Following the recent announcement of LUKS support in hashcat, I noticed that there have been some commits to support iTunes Backup passwords as well.
This is only useful if the backup was encrypted by setting a backup password on the iOS device. If the backup is not encrypted then all the files are in clear and there is nothing to bruteforce.
The keys used to encrypt the backup are stored in the BackupKeyBag, which can be found in the Manifest.plist
file. This keybag is a binary blob, the format of which has already been documented by researchers from Sogeti ESEC Lab.
I have written a simplified script which dumps the BackupKeyBag
.
You will need the Python bindings from libplist for the script to work. If you cannot get it to work, you can try the Perl script from philsmd instead.
Speeding up iOS Backups
iOS device backups usually take a while, depending on how much storage has been used on your device.
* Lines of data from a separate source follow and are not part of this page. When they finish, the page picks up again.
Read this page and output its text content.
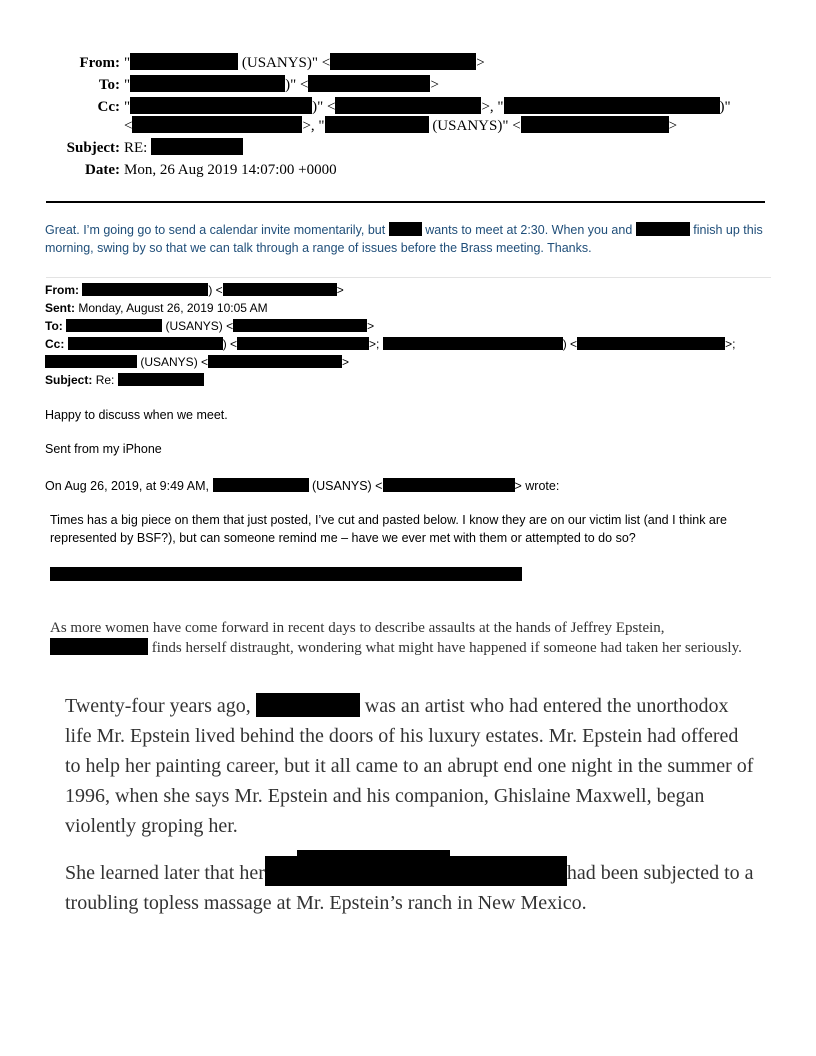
From: "	(USANYS)" <	>
To: "	)" <	>
Cc: "	)" <	>, "	)"
<	>, "	(USANYS)" <	>
Subject: RE:
Date: Mon, 26 Aug 2019 14:07:00 +0000
Great. I’m going go to send a calendar invite momentarily, but	wants to meet at 2:30. When you and	finish up this morning, swing by so that we can talk through a range of issues before the Brass meeting. Thanks.
From:	) <	>
Sent: Monday, August 26, 2019 10:05 AM
To:	(USANYS) <	>
Cc:	) <	>;	) <	>;
(USANYS) <	>
Subject: Re:
Happy to discuss when we meet.
Sent from my iPhone
On Aug 26, 2019, at 9:49 AM,	(USANYS) <	> wrote:
Times has a big piece on them that just posted, I’ve cut and pasted below. I know they are on our victim list (and I think are represented by BSF?), but can someone remind me – have we ever met with them or attempted to do so?
As more women have come forward in recent days to describe assaults at the hands of Jeffrey Epstein,  finds herself distraught, wondering what might have happened if someone had taken her seriously.
Twenty-four years ago,	was an artist who had entered the unorthodox life Mr. Epstein lived behind the doors of his luxury estates. Mr. Epstein had offered to help her painting career, but it all came to an abrupt end one night in the summer of 1996, when she says Mr. Epstein and his companion, Ghislaine Maxwell, began violently groping her.
She learned later that her	had been subjected to a troubling topless massage at Mr. Epstein’s ranch in New Mexico.
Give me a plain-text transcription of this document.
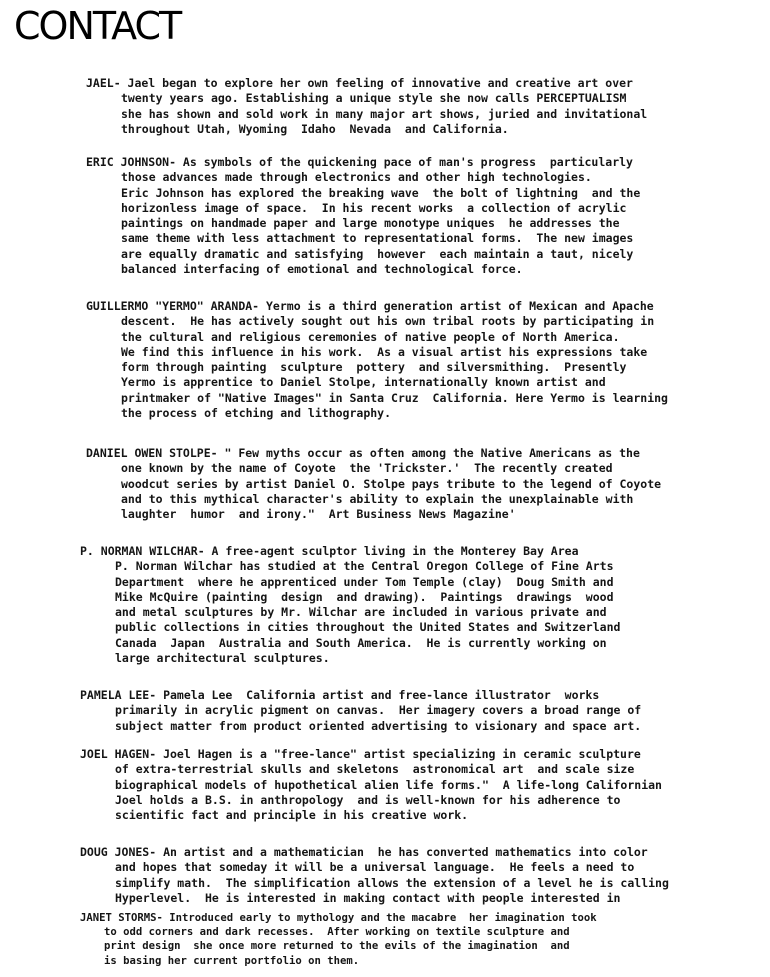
CONTACT
JAEL- Jael began to explore her own feeling of innovative and creative art over
twenty years ago. Establishing a unique style she now calls PERCEPTUALISM
she has shown and sold work in many major art shows, juried and invitational
throughout Utah, Wyoming  Idaho  Nevada  and California.
ERIC JOHNSON- As symbols of the quickening pace of man's progress  particularly
those advances made through electronics and other high technologies.
Eric Johnson has explored the breaking wave  the bolt of lightning  and the
horizonless image of space.  In his recent works  a collection of acrylic
paintings on handmade paper and large monotype uniques  he addresses the
same theme with less attachment to representational forms.  The new images
are equally dramatic and satisfying  however  each maintain a taut, nicely
balanced interfacing of emotional and technological force.
GUILLERMO "YERMO" ARANDA- Yermo is a third generation artist of Mexican and Apache
descent.  He has actively sought out his own tribal roots by participating in
the cultural and religious ceremonies of native people of North America.
We find this influence in his work.  As a visual artist his expressions take
form through painting  sculpture  pottery  and silversmithing.  Presently
Yermo is apprentice to Daniel Stolpe, internationally known artist and
printmaker of "Native Images" in Santa Cruz  California. Here Yermo is learning
the process of etching and lithography.
DANIEL OWEN STOLPE- " Few myths occur as often among the Native Americans as the
one known by the name of Coyote  the 'Trickster.'  The recently created
woodcut series by artist Daniel O. Stolpe pays tribute to the legend of Coyote
and to this mythical character's ability to explain the unexplainable with
laughter  humor  and irony."  Art Business News Magazine'
P. NORMAN WILCHAR- A free-agent sculptor living in the Monterey Bay Area
P. Norman Wilchar has studied at the Central Oregon College of Fine Arts
Department  where he apprenticed under Tom Temple (clay)  Doug Smith and
Mike McQuire (painting  design  and drawing).  Paintings  drawings  wood
and metal sculptures by Mr. Wilchar are included in various private and
public collections in cities throughout the United States and Switzerland
Canada  Japan  Australia and South America.  He is currently working on
large architectural sculptures.
PAMELA LEE- Pamela Lee  California artist and free-lance illustrator  works
primarily in acrylic pigment on canvas.  Her imagery covers a broad range of
subject matter from product oriented advertising to visionary and space art.
JOEL HAGEN- Joel Hagen is a "free-lance" artist specializing in ceramic sculpture
of extra-terrestrial skulls and skeletons  astronomical art  and scale size
biographical models of hupothetical alien life forms."  A life-long Californian
Joel holds a B.S. in anthropology  and is well-known for his adherence to
scientific fact and principle in his creative work.
DOUG JONES- An artist and a mathematician  he has converted mathematics into color
and hopes that someday it will be a universal language.  He feels a need to
simplify math.  The simplification allows the extension of a level he is calling
Hyperlevel.  He is interested in making contact with people interested in
JANET STORMS- Introduced early to mythology and the macabre  her imagination took
to odd corners and dark recesses.  After working on textile sculpture and
print design  she once more returned to the evils of the imagination  and
is basing her current portfolio on them.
The iOS backup process is driven by the device itself, through the BackupAgent
process. This process treats the host PC like a dumb disk store, by sending it commands like DLMessageCreateDirectory
, DLMessageUploadFiles
, DLMessageRemoveFiles
, DLMessageGetFreeDiskSpace
, etc. so that it can determine what has been backed up previously and what to send/update for incremental backups.
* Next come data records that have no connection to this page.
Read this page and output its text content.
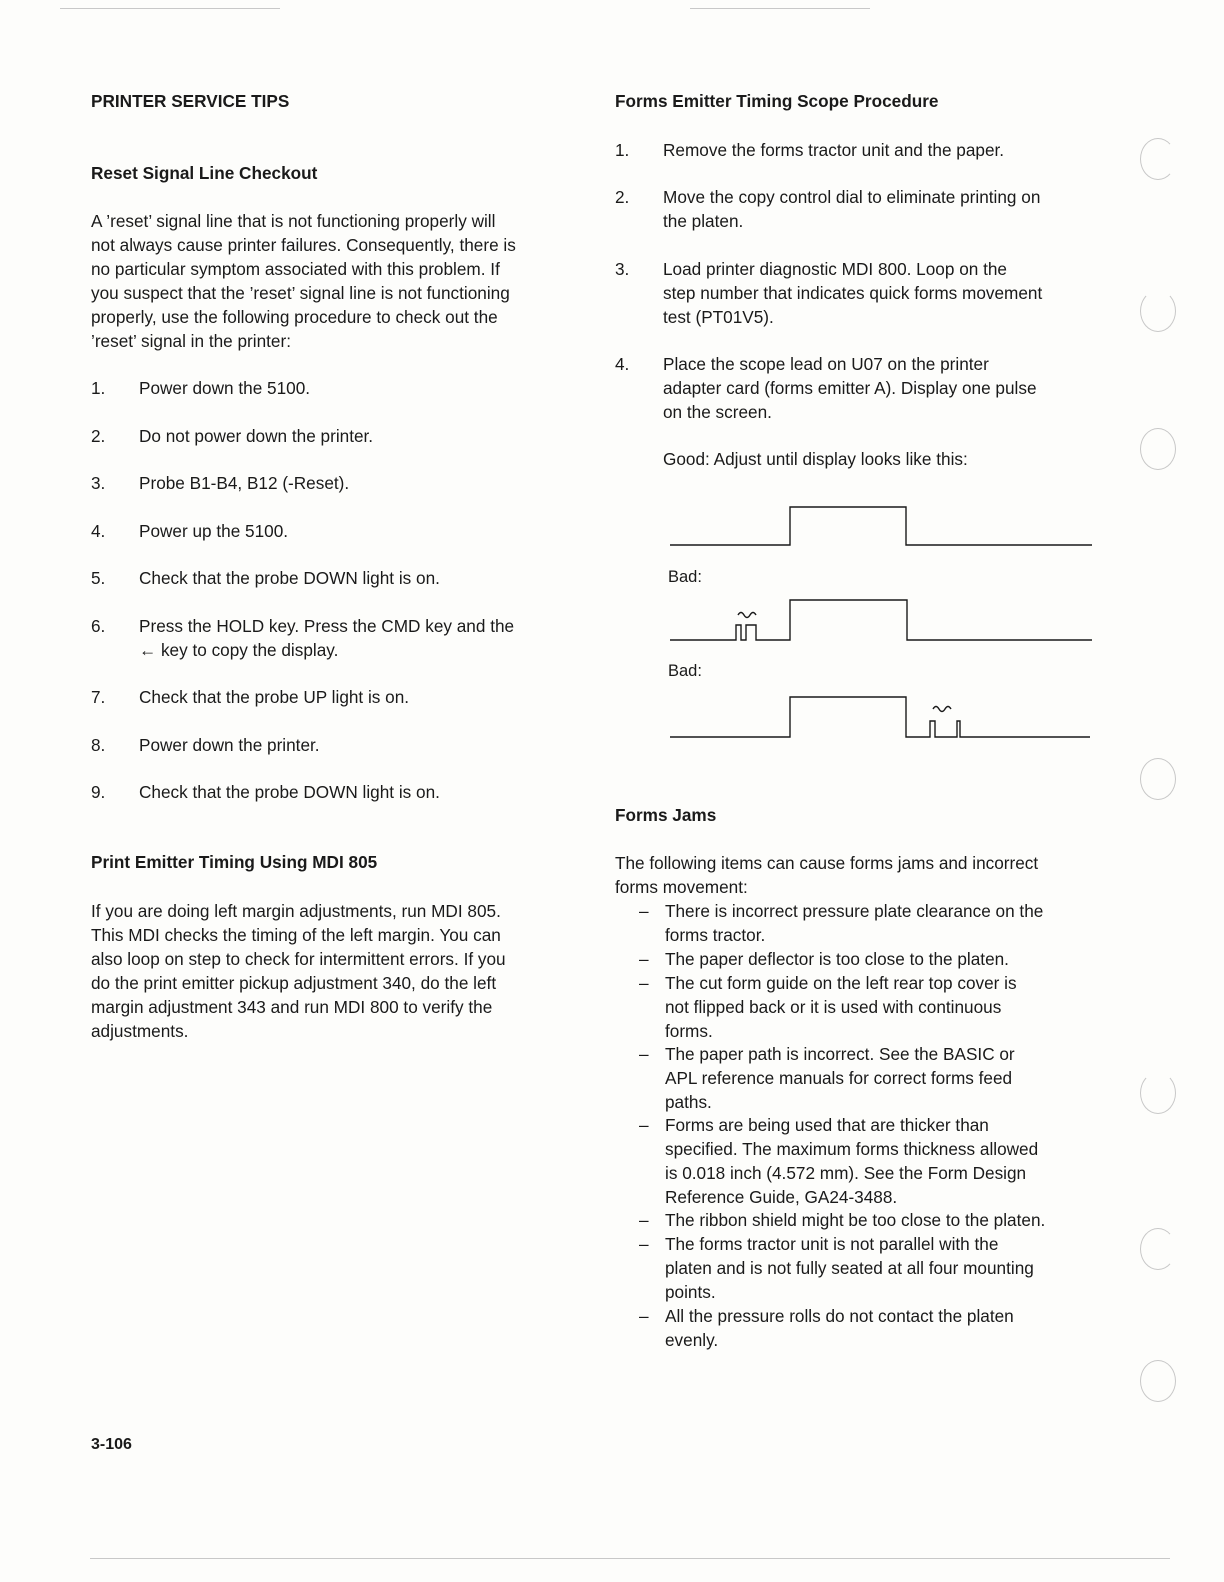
PRINTER SERVICE TIPS
Reset Signal Line Checkout
A ’reset’ signal line that is not functioning properly will
not always cause printer failures. Consequently, there is
no particular symptom associated with this problem. If
you suspect that the ’reset’ signal line is not functioning
properly, use the following procedure to check out the
’reset’ signal in the printer:
1. Power down the 5100.
2. Do not power down the printer.
3. Probe B1-B4, B12 (-Reset).
4. Power up the 5100.
5. Check that the probe DOWN light is on.
6. Press the HOLD key. Press the CMD key and the
← key to copy the display.
7. Check that the probe UP light is on.
8. Power down the printer.
9. Check that the probe DOWN light is on.
Print Emitter Timing Using MDI 805
If you are doing left margin adjustments, run MDI 805.
This MDI checks the timing of the left margin. You can
also loop on step to check for intermittent errors. If you
do the print emitter pickup adjustment 340, do the left
margin adjustment 343 and run MDI 800 to verify the
adjustments.
3-106
Forms Emitter Timing Scope Procedure
1. Remove the forms tractor unit and the paper.
2. Move the copy control dial to eliminate printing on
the platen.
3. Load printer diagnostic MDI 800. Loop on the
step number that indicates quick forms movement
test (PT01V5).
4. Place the scope lead on U07 on the printer
adapter card (forms emitter A). Display one pulse
on the screen.
Good: Adjust until display looks like this:
Bad:
Bad:
Forms Jams
The following items can cause forms jams and incorrect
forms movement:
– There is incorrect pressure plate clearance on the
forms tractor.
– The paper deflector is too close to the platen.
– The cut form guide on the left rear top cover is
not flipped back or it is used with continuous
forms.
– The paper path is incorrect. See the BASIC or
APL reference manuals for correct forms feed
paths.
– Forms are being used that are thicker than
specified. The maximum forms thickness allowed
is 0.018 inch (4.572 mm). See the Form Design
Reference Guide, GA24-3488.
– The ribbon shield might be too close to the platen.
– The forms tractor unit is not parallel with the
platen and is not fully seated at all four mounting
points.
– All the pressure rolls do not contact the platen
evenly.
For password cracking, we don’t need the entire 64 GB (or God forbid, 128 GB) of data on the iOS device. We just need the Manifest.plist
, which is typically less than 50 KB. But because the backup process is controlled by the device and not the PC, we can’t simply ask it to send over that single file. Sometimes when we setup a VM with libimobiledevice, we might also not have allocated such a large virtual disk. Of course when I say “we”, I really mean “I”.